Although it has probably been a long time since anyone treated him in a manner many people would consider “normal,” he credited his father and Mike Cameron, his baseball coach at Moeller High School in Cincinnati, with instilling in him the importance of hard work and humility.
“I did a talent show when I was in third or fourth grade and I imitated all the Reds in their baseball stances and had a couple friends with me and we sang, ‘Take Me Out to the Ballgame,’ and I got in the car and my dad said, ‘Hey, you’re not me, and I’m not you.
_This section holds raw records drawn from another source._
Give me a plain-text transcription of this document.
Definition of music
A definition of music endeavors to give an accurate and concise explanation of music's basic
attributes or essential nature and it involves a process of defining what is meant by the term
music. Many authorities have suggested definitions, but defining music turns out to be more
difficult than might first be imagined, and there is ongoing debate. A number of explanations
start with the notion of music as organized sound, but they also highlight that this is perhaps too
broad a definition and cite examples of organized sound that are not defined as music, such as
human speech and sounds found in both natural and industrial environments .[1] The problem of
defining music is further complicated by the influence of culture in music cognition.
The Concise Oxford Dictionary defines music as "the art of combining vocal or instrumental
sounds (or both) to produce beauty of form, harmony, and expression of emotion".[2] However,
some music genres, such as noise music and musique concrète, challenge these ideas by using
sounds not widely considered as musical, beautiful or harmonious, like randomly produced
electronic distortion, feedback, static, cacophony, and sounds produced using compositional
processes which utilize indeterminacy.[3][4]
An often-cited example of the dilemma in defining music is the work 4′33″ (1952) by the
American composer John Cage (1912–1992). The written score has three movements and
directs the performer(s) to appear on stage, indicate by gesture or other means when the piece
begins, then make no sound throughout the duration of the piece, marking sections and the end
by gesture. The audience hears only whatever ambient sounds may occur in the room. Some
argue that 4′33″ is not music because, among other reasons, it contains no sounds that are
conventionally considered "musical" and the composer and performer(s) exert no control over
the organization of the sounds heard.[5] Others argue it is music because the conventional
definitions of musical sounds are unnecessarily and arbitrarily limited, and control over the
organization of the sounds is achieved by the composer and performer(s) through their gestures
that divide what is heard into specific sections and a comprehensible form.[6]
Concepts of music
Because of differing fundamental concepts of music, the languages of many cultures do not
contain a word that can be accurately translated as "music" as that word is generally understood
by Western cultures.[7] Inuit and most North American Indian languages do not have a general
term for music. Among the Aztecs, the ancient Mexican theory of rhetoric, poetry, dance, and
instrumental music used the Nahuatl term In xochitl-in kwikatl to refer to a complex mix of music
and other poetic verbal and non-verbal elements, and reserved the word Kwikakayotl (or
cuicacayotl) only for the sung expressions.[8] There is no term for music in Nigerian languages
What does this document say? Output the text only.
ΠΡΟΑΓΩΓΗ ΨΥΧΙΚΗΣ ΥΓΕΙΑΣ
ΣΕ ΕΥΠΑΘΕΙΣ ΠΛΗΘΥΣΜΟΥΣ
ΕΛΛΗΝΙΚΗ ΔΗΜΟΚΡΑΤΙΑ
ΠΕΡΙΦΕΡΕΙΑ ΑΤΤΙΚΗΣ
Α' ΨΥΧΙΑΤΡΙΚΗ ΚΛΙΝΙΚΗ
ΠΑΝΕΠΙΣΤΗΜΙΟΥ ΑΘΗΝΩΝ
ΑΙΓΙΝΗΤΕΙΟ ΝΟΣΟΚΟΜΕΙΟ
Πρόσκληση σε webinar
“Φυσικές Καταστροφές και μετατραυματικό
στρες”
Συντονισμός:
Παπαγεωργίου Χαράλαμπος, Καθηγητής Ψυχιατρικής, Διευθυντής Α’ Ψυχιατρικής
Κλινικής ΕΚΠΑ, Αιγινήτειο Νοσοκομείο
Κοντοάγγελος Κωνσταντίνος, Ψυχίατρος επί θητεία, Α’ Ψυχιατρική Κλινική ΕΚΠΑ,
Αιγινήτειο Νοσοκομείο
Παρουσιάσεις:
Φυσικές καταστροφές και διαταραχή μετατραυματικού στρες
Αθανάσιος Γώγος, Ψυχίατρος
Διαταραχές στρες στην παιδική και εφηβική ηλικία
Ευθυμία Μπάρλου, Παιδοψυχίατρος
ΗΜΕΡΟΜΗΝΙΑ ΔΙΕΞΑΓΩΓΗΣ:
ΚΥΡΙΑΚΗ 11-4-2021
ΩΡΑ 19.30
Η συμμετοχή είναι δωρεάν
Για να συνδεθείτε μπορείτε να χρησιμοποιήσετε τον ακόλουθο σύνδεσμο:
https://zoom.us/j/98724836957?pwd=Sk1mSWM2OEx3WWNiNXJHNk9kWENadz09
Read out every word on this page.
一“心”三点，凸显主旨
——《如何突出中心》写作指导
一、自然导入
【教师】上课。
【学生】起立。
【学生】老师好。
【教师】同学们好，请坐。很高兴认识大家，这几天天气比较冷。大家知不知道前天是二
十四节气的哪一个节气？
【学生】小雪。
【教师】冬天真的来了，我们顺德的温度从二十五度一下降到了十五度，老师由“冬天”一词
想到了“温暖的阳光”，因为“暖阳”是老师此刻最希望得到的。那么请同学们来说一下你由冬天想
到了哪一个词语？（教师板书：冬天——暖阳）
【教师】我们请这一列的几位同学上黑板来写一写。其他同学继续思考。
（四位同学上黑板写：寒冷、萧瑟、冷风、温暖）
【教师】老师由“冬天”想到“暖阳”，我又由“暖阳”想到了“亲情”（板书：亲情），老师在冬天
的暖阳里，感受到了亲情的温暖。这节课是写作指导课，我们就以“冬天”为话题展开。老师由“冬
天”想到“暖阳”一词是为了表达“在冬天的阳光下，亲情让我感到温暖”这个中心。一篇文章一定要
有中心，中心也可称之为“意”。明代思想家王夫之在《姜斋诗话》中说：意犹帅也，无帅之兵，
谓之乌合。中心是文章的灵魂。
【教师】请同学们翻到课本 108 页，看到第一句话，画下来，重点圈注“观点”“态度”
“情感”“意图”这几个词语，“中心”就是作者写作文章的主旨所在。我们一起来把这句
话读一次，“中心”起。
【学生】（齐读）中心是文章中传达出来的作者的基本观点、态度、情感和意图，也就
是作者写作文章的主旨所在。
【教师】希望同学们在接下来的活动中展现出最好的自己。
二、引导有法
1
I just want you to be a kid,’ ” Griffey said. “So I learned at an early age, just be yourself.”
Told a large contingent of fans is planning to make the trip from Cincinnati to Cooperstown, Griffey sounded flattered.
“It means a lot,” he said. “I mean, when you have people who take their hard-earned money and want to see a celebration of any magnitude, whether it’s the Hall of Fame or certain things, but when people do things it means a lot.
“For me, it’s overwhelming that people want to come because I grew up in a household that my dad was like, ‘Hey, if you do things right, let your play do all your talking, you don’t have to talk.’ I think people after a while understood me as far as he’s not going to talk about himself, he’s going to talk about everybody else. It’s still a little tough for me to talk about myself.”